A woman at a nearby table laughs, a fat obnoxious sound. Debra doesn’t seem to notice. “Yeah. They didn’t find any of his things, either.”
“What things?”
“His watch. His daddy’s gold chain.”
“Maybe someone took them.”
“You didn’t see that…body. Nobody gonna take a cheap-ass chain and ten-dollar watch offa that, I’ll tell you right now. Take a cheap-ass chain off that neck and leave three bags a weed? Nah, that don’t make no sense.”
They sit in silence. From across the café, the sound of chattering keyboards explodes in conversational bursts.
“He never took them off when he played ball, either,” Shane says. She stares at him. He can see it—for the first time she’s looking at him like he actually might have known her son. “Never. We used to argue with him about it, when he first showed up. But he wouldn’t take them off.”

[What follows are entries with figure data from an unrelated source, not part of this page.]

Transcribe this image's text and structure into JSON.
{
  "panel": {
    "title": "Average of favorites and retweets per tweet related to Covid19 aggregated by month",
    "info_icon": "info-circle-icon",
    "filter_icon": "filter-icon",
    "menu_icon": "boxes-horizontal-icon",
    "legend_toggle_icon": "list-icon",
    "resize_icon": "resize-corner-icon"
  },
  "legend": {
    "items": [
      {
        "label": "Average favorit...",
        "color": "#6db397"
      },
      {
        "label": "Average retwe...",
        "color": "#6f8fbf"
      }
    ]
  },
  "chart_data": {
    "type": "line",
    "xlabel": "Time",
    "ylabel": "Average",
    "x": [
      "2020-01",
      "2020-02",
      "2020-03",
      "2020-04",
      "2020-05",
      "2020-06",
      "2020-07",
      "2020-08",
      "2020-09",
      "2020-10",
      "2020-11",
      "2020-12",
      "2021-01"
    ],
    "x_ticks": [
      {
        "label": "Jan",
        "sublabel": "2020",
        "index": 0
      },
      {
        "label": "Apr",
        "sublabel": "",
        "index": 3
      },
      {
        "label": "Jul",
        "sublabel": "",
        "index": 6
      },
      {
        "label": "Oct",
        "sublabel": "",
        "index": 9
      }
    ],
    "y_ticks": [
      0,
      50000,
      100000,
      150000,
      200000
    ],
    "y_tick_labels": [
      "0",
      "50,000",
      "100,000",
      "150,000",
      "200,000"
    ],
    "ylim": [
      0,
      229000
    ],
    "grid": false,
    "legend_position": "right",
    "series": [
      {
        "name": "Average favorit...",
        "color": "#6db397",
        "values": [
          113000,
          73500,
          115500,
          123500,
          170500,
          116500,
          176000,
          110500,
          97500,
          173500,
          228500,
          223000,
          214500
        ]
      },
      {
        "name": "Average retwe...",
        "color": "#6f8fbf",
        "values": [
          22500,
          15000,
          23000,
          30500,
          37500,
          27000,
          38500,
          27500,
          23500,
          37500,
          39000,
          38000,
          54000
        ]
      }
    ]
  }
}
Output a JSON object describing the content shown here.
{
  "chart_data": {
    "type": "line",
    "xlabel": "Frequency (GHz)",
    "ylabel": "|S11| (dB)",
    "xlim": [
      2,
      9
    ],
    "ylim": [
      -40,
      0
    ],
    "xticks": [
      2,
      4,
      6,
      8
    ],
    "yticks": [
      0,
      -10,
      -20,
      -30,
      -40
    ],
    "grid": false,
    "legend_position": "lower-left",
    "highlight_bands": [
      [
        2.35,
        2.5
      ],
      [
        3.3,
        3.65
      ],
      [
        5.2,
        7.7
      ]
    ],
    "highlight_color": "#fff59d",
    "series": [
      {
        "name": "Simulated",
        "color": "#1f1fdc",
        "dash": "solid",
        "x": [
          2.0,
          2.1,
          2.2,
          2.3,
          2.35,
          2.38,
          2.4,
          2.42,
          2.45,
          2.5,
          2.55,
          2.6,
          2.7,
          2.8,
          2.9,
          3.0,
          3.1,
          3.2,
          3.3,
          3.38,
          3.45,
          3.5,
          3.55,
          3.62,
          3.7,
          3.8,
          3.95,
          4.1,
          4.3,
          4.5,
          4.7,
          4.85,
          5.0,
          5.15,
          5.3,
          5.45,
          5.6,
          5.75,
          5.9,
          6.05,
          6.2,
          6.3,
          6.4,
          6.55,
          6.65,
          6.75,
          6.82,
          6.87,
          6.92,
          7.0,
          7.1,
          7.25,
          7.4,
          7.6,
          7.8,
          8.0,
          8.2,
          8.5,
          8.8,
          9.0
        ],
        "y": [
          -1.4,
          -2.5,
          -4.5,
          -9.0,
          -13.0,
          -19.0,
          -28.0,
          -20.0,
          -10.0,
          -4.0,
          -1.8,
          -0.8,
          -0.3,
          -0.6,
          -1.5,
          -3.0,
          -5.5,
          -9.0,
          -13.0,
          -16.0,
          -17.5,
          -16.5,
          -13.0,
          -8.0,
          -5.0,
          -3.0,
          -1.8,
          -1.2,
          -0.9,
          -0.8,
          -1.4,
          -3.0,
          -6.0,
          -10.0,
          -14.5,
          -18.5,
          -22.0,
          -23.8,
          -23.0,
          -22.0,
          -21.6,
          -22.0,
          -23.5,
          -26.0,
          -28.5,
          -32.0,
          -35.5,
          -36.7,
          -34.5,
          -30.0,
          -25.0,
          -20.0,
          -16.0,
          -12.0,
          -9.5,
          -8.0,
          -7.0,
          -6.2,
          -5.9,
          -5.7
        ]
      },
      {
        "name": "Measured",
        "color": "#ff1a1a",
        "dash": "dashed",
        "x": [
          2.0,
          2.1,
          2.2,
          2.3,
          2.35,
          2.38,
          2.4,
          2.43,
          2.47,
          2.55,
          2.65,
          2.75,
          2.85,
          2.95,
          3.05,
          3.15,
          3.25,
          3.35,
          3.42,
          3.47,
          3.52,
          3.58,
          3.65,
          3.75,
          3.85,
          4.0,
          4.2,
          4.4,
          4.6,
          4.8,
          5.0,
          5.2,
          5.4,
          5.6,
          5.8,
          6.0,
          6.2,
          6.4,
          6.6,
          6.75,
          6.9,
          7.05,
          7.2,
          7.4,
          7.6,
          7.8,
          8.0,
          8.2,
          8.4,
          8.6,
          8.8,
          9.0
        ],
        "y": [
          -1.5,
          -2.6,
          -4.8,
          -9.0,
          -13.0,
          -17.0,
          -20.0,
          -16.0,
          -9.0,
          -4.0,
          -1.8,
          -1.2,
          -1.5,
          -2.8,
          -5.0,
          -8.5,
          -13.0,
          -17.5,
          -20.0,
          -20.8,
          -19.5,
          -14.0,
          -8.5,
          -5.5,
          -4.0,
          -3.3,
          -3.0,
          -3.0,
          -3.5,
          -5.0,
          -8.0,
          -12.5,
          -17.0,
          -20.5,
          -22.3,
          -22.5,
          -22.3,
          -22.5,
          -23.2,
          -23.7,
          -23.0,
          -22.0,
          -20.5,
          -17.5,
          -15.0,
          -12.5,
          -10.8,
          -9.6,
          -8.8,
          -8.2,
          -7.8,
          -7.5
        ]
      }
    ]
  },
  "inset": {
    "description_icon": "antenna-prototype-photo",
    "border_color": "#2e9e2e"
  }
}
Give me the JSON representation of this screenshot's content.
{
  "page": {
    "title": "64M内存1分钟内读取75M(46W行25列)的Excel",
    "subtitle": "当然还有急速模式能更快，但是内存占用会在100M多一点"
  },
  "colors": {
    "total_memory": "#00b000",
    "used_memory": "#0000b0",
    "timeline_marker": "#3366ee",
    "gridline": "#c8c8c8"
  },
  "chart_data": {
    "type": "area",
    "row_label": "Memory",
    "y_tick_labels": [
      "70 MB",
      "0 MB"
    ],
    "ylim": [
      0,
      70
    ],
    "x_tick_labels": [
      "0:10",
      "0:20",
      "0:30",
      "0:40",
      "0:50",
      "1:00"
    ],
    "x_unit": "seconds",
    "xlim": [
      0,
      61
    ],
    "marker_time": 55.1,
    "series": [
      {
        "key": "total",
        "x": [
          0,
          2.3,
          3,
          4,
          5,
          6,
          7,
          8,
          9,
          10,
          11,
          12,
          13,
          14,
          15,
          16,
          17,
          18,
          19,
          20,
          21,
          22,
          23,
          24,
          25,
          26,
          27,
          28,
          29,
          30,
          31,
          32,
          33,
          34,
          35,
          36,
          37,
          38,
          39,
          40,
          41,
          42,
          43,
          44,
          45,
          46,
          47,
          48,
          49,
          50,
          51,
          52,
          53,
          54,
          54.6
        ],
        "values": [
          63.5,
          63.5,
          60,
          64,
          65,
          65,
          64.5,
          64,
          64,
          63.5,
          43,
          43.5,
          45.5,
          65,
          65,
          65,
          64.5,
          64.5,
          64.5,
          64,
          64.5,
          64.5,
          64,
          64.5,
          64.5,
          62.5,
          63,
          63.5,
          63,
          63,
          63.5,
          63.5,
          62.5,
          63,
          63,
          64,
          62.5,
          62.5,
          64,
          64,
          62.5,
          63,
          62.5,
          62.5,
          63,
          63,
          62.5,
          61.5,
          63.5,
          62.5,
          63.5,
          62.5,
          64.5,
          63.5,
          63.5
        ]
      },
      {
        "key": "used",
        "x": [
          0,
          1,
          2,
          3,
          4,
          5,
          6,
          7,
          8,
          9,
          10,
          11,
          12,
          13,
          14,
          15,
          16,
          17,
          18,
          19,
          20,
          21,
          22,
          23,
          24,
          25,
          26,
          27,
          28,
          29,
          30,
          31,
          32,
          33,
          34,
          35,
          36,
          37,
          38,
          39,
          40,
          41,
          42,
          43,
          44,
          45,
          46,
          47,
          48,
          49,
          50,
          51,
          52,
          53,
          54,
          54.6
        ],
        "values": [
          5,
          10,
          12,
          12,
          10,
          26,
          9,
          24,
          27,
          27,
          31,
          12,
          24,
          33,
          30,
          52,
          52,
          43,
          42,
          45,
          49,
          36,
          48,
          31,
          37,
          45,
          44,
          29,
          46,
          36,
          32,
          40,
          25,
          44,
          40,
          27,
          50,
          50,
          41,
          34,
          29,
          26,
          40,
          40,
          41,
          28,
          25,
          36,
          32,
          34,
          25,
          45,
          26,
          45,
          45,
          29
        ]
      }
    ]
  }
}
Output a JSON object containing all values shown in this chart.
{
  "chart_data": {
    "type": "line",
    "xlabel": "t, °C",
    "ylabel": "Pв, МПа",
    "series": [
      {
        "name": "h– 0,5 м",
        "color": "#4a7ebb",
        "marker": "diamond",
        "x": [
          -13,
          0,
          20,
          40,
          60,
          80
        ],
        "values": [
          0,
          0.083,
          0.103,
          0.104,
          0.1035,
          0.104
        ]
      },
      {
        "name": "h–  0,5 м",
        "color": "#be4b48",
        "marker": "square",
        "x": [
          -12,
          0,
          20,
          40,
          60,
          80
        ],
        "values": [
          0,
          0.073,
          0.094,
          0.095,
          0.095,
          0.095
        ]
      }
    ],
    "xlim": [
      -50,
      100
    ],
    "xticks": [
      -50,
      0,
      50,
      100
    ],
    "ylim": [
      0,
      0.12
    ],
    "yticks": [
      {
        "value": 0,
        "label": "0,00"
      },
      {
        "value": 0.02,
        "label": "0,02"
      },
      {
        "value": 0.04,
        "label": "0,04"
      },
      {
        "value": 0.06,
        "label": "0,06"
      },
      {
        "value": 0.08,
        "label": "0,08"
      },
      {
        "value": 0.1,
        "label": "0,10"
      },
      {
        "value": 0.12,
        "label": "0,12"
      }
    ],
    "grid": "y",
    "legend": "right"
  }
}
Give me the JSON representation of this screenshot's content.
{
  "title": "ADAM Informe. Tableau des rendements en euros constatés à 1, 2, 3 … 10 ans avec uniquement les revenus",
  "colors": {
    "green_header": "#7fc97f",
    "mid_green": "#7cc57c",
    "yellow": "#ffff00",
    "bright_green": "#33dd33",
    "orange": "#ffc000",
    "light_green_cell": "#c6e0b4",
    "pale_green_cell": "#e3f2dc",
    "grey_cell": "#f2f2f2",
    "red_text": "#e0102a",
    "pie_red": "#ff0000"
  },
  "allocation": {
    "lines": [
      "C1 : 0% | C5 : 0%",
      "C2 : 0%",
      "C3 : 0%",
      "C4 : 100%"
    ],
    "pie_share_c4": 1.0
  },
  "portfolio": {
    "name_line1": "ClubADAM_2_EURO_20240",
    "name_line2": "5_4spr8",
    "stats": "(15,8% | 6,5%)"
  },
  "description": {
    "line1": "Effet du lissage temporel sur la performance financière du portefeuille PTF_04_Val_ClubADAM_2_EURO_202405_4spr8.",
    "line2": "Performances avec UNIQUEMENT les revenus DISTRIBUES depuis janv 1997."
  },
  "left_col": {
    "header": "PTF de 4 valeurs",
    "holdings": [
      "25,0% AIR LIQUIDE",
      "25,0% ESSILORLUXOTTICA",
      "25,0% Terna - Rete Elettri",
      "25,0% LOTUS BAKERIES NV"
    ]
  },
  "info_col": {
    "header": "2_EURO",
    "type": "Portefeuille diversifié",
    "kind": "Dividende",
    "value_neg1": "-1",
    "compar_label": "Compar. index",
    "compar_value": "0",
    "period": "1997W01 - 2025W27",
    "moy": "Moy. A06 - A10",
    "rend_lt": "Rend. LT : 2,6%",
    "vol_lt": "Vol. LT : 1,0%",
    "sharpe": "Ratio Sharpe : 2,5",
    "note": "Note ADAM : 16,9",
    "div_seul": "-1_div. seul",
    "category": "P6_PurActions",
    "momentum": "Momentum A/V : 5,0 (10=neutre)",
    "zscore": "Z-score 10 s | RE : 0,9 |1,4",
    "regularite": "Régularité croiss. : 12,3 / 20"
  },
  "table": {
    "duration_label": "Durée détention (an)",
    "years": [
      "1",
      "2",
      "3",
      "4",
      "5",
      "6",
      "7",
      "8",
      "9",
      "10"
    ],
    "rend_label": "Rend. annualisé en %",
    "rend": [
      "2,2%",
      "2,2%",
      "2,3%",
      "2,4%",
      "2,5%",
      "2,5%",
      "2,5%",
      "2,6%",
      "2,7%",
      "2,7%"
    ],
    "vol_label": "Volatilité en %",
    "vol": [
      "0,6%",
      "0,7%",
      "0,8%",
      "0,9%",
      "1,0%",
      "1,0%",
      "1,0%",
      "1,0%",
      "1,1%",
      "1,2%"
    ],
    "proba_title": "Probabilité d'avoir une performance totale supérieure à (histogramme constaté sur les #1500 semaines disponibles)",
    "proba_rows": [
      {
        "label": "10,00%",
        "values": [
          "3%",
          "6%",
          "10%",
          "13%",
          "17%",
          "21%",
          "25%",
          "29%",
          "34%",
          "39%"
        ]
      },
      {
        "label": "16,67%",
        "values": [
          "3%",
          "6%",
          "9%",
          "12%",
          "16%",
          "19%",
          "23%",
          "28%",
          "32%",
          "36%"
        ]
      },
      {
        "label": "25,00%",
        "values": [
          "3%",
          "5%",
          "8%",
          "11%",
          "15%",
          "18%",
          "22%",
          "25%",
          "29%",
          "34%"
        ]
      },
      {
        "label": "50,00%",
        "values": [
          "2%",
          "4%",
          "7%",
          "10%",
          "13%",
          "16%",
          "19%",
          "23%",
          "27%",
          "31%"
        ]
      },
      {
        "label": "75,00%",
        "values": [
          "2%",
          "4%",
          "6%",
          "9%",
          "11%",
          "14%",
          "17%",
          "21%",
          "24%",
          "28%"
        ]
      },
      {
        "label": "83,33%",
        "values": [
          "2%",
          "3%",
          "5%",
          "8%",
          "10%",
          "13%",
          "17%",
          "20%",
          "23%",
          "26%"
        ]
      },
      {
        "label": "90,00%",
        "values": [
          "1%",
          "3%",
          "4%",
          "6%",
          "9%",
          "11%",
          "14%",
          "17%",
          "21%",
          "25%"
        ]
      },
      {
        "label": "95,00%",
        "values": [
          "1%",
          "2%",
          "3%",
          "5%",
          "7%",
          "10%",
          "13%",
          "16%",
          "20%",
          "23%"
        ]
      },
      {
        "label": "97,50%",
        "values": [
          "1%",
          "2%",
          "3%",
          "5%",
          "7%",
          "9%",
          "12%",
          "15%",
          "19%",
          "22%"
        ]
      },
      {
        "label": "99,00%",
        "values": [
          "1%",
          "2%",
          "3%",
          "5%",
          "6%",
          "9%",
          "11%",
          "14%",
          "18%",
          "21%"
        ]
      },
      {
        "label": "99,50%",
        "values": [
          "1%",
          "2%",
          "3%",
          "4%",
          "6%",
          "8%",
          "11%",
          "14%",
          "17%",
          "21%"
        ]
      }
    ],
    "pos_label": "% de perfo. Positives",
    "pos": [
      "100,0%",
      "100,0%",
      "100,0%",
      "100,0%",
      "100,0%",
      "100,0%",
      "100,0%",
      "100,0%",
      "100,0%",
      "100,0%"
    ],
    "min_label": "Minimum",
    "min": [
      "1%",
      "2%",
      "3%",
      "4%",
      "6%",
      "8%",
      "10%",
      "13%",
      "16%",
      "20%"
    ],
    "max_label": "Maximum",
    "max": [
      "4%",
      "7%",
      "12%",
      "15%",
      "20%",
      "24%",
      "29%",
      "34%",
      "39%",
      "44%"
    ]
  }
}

She shakes her head. “Uhn-uh. My momma gave him that watch. And the chain belonged to my babydaddy. Samson never take them off.”
“We used to give him hell. You know, you can’t wear a watch, you gonna hurt someone. You can’t wear a chain. And Sam just look at you like you were speaking Eskimo or something.” Year after year after year. When we gonna plant that tree. Sam, when you going to take off that damn watch and chain.
She finishes her tea with a big gulp, examines the lemon and ice left behind as if for fortune-telling signs. “You remember that first day you came to my door?” She’s smiling, now, like this is a choice piece of nostalgia from their long shared past.